Cada seis años, el país debate sobre los debates presidenciales . Y discute sobre los formatos, los moderadores y los candidatos. Y se congratula por la existencia de esos ejercicios, percibidos como el pináculo de la confrontación democrática, y se lamenta por su escasez y los compara (desfavorablemente) con los celebrados en otras latitudes.

Entre tanto debate sobre los debates, nadie debate si los debates entre candidatos son útiles para la vida democrática. Eso se da por sentado. Tal vez sería hora de cuestionar esa ortodoxia.

¿Para qué sirven los debates televisados entre candidatos presidenciales? ¿Para contrastar ideas y propuestas? No lo creo. Las discusiones sustantivas de política pública no pueden darse en bloques de minuto y medio. Por eso, las propuestas son reducidas a su expresión más minimalista, a su formulación más pelona, obviando cualquier detalle y cualquier matiz. Por eso, los debates hacen las delicias de las redes sociales: es casi imposible no parecer un idiota cuando hay que decir algo de sustancia teniendo de enemigo mortal al reloj.

Además, las ideas dejan poco en el público. Lo que se acaba recordando es la barbaridad, el puyazo, la pifia o la gracejada. Lanzar un insulto de colegial a un adversario —algo como “Ricky Riquín Canayín”— o proponer algo imposible pero vistoso —mochar las manos a los corruptos, por ejemplo— terminan siendo momentos mucho más memorables que cualquier idea razonable lanzada durante el evento.

Pero, al menos, los debates sirven para conocer a los candidatos y descubrir de que están hechos, ¿no? No realmente. Un debate televisado es, antes que nada, un espectáculo. Y en ese espacio, gana el mejor actor, el que mejor pueda asumir un papel definido por sus asesores de imagen. Es decir, gana el que no se muestra como es.

Por otra parte, las virtudes requeridas para ganar un debate televisado no son necesariamente las requeridas para gobernar. El aplomo para deslumbrar en un escenario nos dice poco sobre el temple frente a una crisis, la integridad personal, la capacidad de liderazgo, o la aptitud para negociar entre intereses encontrados.

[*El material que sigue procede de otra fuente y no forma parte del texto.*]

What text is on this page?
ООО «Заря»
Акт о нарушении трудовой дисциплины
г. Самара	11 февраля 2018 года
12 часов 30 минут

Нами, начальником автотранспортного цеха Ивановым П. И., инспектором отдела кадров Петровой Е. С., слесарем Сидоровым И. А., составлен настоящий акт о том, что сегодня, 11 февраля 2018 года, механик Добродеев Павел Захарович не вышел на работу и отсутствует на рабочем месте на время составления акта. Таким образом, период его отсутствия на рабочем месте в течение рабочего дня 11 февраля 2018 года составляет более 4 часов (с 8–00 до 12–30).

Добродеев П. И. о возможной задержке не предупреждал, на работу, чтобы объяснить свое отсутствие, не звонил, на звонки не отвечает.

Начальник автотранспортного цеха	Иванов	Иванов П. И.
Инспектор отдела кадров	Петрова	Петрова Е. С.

Por último, tal vez alguien gane en un debate, pero gana poco (salvo excepciones). Según los estudiosos en la materia, el impacto de un debate en las preferencias electorales tiende a ser modesto y a desaparecer a los pocos días. Dicho de otro modo, el país (y sobre todo sus clases parlantes) se vuelca con interés masivo sobre un evento que, en el mejor de los casos, va a mover la aguja electoral un par de puntos durante un par de semanas.

Ninguno de los problemas anteriores se resuelve con mejores formatos, conductores o candidatos. Tal vez los debates podrían volverse espectáculos más atractivos, pero seguirían siendo espectáculos. Tal vez los candidatos podrían ser más elocuentes, pero van a seguir teniendo que expresar cachos de ideas en fragmentitos de tiempo.

Optemos entonces por la heterodoxia y acabemos ya con los debates televisados entre candidatos. Sirven poco y distraen mucho.

Sustituyámoslos por algo más útil. Por ejemplo, como se ha propuesto en Estados Unidos, los candidatos y sus equipos podrían ser sometidos a ejercicios de simulación de crisis: un desastre natural, una corrida contra el sistema financiero, un ataque terrorista, un conflicto internacional, etc. Y sí, el evento sería transmitido por los medios masivos. Así tal vez aprenderíamos algo sobre la capacidad ejecutiva de los candidatos y su aptitud para tomar decisiones difíciles bajo presión.

Como mínimo, tal vez podríamos dejar de suponer que no hay virtud más presidencial que mentir, bromear, insultar, engañar y ofuscar frente a las cámaras y sin perder el estilo.